In India and Sri Lanka, coconut butter is widely used for styling hair and cooling the head. People bathe in warm water after applying coconut oil all over the body and leaving it as is for an hour to keep body, skin and hair healthy.

It works wonders as a skin moisturiser. It penetrates into the deeper layers of the skin to strengthen the underlying tissues and helps to keep connective tissues strong and supple. In other words, it helps to improve skin elasticity and softness.

On tropical island countries, such as the Philippines and Fiji, coconut oil is the primary cooking oil. It is actually the best oil to use if you need to fry anything, since it smokes at a higher point than any other oil.

It contains “good” fat (50% lauric acid). Coconut butter is made up mostly of medium chain fatty acids, which the body metabolizes efficiently and converts into energy, rather than storing as fat.

One of the best benefits of coconut oil lies in its ability to help stimulate the body’s metabolism and to lose weight naturally. Back in the 1940s, farmers found out about this effect by accident when they tried using inexpensive coconut oil to fatten their livestock.
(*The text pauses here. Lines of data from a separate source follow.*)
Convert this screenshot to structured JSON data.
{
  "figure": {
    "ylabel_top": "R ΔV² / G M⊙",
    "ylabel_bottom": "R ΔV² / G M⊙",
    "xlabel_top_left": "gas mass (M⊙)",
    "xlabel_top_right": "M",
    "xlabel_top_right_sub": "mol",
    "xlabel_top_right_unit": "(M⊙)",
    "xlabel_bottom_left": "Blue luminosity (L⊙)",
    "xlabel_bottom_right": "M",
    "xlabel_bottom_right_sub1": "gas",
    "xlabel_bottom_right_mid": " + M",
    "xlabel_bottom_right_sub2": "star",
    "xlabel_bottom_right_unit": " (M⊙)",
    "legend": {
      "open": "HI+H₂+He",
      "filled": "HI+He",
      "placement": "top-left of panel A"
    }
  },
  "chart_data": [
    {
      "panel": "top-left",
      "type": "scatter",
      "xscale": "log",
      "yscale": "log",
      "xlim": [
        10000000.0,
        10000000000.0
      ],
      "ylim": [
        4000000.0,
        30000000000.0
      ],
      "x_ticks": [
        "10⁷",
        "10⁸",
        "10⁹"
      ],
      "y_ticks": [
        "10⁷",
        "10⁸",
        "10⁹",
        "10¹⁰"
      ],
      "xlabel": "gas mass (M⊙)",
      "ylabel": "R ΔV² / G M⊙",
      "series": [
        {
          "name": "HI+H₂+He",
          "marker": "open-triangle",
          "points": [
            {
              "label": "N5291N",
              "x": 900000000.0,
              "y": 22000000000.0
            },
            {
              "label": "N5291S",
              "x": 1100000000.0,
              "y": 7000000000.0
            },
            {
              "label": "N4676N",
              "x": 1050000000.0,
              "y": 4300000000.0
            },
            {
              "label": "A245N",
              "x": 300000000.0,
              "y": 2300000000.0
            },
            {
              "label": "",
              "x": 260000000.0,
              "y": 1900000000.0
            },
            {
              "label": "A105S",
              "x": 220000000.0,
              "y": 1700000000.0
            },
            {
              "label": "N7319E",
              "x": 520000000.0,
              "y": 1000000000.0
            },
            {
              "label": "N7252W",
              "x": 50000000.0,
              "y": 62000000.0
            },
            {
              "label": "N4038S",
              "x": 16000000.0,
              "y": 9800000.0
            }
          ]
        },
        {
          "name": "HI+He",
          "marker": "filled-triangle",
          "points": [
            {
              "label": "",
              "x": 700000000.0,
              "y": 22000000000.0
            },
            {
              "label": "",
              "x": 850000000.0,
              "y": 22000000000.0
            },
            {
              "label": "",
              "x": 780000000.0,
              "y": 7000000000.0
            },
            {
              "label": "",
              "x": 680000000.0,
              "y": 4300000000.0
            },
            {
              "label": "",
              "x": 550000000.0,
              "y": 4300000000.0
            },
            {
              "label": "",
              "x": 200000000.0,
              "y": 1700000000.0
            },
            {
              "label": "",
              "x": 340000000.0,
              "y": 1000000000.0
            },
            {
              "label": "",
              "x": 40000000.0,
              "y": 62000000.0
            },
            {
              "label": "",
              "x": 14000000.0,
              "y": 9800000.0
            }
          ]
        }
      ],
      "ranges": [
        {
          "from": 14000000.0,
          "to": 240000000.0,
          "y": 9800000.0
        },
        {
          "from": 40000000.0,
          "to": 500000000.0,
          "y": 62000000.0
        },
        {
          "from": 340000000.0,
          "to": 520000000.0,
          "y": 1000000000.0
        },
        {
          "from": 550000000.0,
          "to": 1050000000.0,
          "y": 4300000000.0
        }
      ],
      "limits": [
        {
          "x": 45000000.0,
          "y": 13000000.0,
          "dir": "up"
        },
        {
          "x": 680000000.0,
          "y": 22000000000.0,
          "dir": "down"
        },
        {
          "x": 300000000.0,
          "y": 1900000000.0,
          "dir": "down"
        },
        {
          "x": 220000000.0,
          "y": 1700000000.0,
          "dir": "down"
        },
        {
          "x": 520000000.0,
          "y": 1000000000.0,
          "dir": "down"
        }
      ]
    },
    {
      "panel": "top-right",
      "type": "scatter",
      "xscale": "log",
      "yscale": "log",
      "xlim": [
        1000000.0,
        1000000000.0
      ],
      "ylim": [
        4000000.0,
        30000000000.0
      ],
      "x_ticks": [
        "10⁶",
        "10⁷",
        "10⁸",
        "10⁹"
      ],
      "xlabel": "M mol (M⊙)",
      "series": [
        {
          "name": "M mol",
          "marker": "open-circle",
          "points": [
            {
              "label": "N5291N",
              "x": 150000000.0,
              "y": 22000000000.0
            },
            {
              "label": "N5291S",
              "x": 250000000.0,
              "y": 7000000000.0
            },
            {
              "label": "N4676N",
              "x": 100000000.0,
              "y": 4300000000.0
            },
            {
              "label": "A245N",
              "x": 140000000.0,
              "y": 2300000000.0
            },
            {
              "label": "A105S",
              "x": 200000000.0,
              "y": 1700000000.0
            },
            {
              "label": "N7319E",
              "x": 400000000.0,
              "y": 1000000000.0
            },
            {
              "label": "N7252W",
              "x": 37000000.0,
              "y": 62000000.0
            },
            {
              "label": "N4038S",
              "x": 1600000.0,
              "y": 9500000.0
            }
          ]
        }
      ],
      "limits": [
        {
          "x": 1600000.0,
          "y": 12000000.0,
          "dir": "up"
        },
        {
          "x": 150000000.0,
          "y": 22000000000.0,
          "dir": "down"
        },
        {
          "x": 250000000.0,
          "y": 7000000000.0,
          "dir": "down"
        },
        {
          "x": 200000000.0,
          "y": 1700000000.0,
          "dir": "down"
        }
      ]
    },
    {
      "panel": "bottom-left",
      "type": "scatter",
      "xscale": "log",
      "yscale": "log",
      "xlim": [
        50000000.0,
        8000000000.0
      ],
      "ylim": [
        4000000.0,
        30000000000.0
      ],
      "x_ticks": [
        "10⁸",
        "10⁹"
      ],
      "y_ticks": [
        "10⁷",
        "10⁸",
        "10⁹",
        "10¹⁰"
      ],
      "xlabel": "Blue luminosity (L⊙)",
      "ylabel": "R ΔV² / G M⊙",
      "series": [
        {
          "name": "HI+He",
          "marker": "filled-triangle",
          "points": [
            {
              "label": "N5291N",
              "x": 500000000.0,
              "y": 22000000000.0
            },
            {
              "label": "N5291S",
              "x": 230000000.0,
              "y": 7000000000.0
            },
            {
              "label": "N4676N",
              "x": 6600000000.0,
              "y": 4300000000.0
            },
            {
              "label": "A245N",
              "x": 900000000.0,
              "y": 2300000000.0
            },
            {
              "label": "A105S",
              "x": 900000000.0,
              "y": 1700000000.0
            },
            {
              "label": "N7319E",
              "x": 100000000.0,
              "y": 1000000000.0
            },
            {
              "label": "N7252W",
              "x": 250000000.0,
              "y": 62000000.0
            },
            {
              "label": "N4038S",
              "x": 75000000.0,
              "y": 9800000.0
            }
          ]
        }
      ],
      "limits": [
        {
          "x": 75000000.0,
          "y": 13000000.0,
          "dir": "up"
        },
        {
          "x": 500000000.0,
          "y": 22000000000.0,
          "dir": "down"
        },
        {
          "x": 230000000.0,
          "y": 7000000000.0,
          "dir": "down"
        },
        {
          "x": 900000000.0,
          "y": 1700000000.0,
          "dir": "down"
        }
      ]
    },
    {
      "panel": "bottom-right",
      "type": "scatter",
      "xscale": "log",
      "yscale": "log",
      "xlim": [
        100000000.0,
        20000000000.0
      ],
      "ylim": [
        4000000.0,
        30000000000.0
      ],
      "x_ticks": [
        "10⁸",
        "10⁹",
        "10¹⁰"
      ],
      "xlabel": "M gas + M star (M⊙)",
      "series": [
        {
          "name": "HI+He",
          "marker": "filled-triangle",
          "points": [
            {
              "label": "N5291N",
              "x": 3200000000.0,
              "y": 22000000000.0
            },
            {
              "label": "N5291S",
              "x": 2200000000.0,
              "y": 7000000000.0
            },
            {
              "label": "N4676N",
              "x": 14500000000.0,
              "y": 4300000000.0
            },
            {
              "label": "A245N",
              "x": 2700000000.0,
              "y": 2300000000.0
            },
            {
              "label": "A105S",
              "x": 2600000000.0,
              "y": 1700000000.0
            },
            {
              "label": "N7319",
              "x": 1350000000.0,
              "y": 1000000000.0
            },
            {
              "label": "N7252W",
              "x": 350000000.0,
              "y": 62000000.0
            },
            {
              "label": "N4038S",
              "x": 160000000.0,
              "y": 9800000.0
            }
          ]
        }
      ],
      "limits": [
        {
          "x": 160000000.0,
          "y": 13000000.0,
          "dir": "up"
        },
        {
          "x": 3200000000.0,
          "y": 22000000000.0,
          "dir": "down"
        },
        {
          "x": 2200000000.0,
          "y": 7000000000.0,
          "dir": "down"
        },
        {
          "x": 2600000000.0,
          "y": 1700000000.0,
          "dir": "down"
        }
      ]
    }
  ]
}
It didn't work! Instead, it made their cows lean and more active.

Some athletes consume coconut butter for its nutritional benefits. For example, it was included in the diet of the England rugby team in 2007, who were an average of 2kg of muscle heavier than the 2003 team. According to the team’s nutritionist Matt Lovell, cold-pressed helps to raise the metabolic rate and therefore help the body to burn fat more effectively. "It is the most misunderstood of all fats," he says. "It is what we call a 'functional food' because it provides many health benefits beyond its nutritional or calorie content."